El dilema del peronismo
La Argentina es un país de ingratas contradicciones. El Papa y la reina de Holanda son argentinos. Los dos mejores jugadores de fútbol del mundo del último medio siglo han sido argentinos. El mejor escritor del siglo XX ha sido argentino. René Favaloro, César Pelli, Martha Argerich y Daniel Barenboim han nacido en estas tierras.
Al mismo tiempo, el argentino medio, que aparece inexorablemente en las encuestas, pasa los semáforos en rojo, se niega a pagar los impuestos, golpea a las maestras que retan a sus hijos y, cuando su situación política y social se lo facilita, llena con dineros públicos grandes bolsas de plástico que se pierden en la oscuridad.
¡Claro que estamos simplificando! No hay otra forma de presentar a esta nación desquiciada, en la que buena parte de los grandes argentinos que hemos mencionado viven en países extranjeros o allí mismo mueren.
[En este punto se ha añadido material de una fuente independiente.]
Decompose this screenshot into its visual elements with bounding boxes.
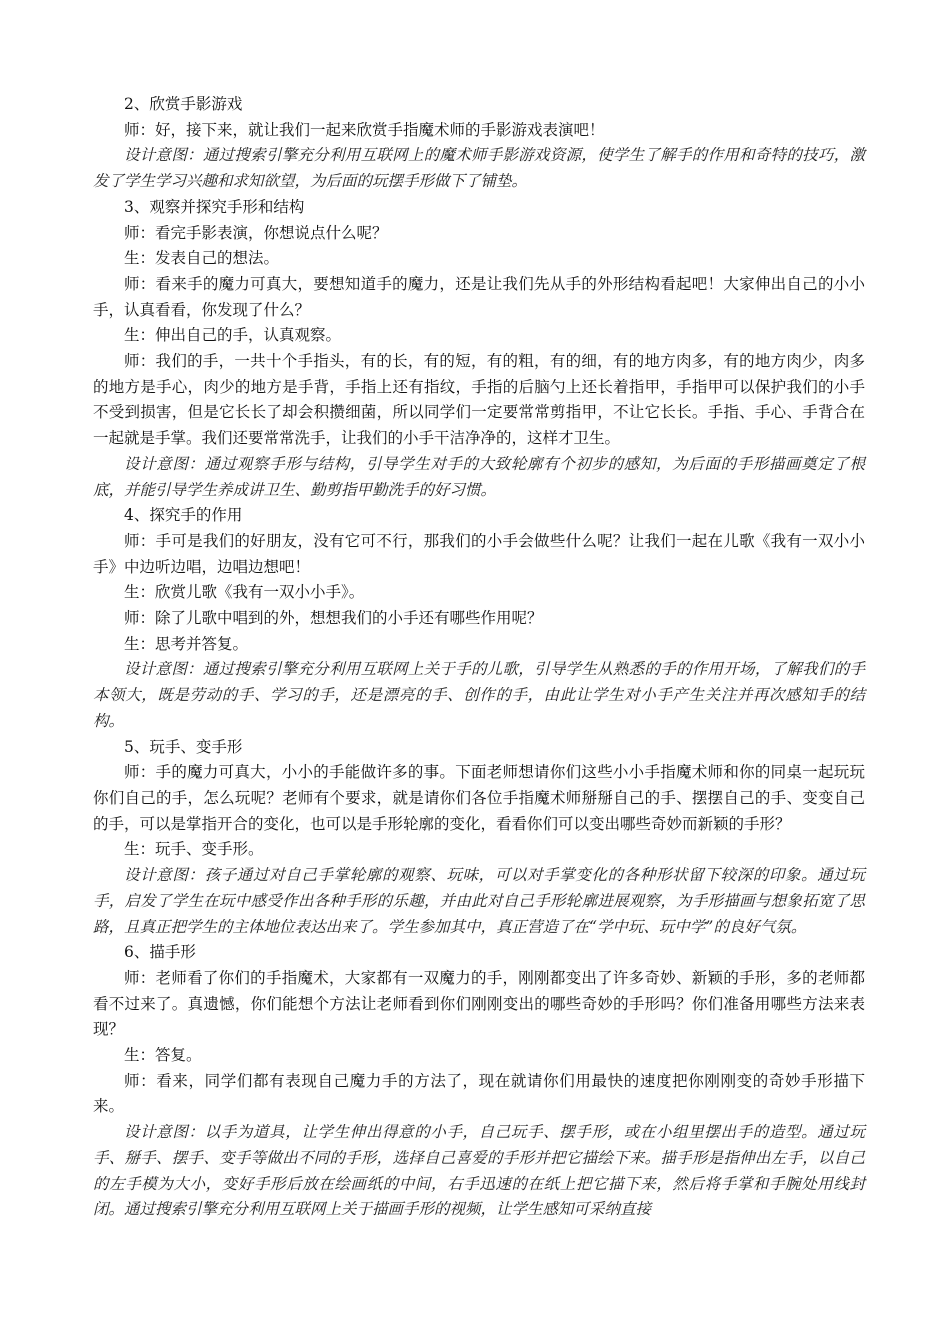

¿De quién es la culpa o, mejor dicho, la responsabilidad de que tales cosas ocurran y el debate que se suscita habitualmente sea circular, es decir, que termine donde empezó? Una vez descartadas las respuestas más o menos obvias, que giran en torno a las culpas colectivas o a factores externos (la evolución de la economía mundial y sus repercusiones regionales, la crisis de la democracia liberal, el atraso tecnológico, la grieta social, y otros más), se nos aparece la explicación política, que por lo menos merece ser analizada. Nadie tema: no cederemos al lugar común de proclamar que "la culpa es del peronismo", aunque la tentación de hacerlo es grande y no pocos los argumentos que la sustentan.
No perdamos tiempo en el pasado: la Argentina, hoy, carece de sistema político sólido y estructurado. Por lo tanto, se echa de menos a partidos estables y representativos. No es que un sistema político articulado nos haga inmediatamente felices a todos. Pero convengamos en que la vida se hace más civilizada, en que los consensos se cumplen y en que nadie pide, histéricamente, la cabeza del vecino.
La ausencia de esta forma de acuerdo, a su vez, desguarnece las defensas penosamente levantadas contra los males de la época: la pobreza, el narcotráfico, la xenofobia y el autoritarismo. Veamos los cambios que se insinúan en nuestras instituciones, tanto en el espacio oficialista como en el campo opositor.
El Gobierno y sus aliados llegan al año decisivo de su gestión en razonables condiciones y con un par de ventajas sobre sus adversarios, por más que el peso de la inflación y el endeudamiento externo se hagan sentir. Si bien sufren también el fenómeno de la fragmentación, lo hacen de modo más protegido, como agentes del conglomerado político más importante del país: la coalición Cambiemos. Por otra parte, el oficialismo cuenta con un invalorable punto a favor: además de tener entre sus filas al presidente actual, firme candidato a la reelección, también la tiene allí a la dirigente política con mejor imagen en el país (y que guarda las espaldas del Presidente): María Eugenia Vidal, gobernadora de la provincia de Buenos Aires, que ganó este feudo a quienes parecían sus amos permanentes.
Mencionamos al peronismo: por primera vez en su historia (quizás habría que agregar los fervorosos años iniciales de Alfonsín) este movimiento político, desde su origen hambriento de poder, cede su lugar de privilegio casi sin combatir y se apresta a ocupar, los próximos seis años, el sitial menos ambicioso de la oposición.
Si el esquema habitual de las campañas políticas en la Argentina era "el peronismo vs. los otros", en que "los otros" abarcaban más o menos postradas minorías, ya no será así, porque los papeles se han invertido y regirá, al menos en la campaña que viene, un nuevo diseño: "Los otros (es decir, Cambiemos) vs. el resto (con inclusión de las diferentes minorías peronistas)".
Al peronismo, en este momento, se le abren dos caminos, igualmente arduos: uno, aceptar la actitud casi golpista y mentirosa del kirchnerismo, motivada por su necesidad de evitar la judicialización que lo persigue sin piedad, y cuestionar toda la gestión oficial, presentada como un gobierno neoliberal de gerentes, explotadores y deshumanizados; otro, optar por una postura opositora más moderada y colaborar silenciosamente con el Gobierno cuando la transformación del país lo requiera.
En esta Argentina a menudo extraña e inexplicable, en que solo parece hablarse de la prepotencia de los barrabravas, de la suba del dólar y de los femicidios, tal vez haya llegado el momento de apostar, simplemente, por la normalidad.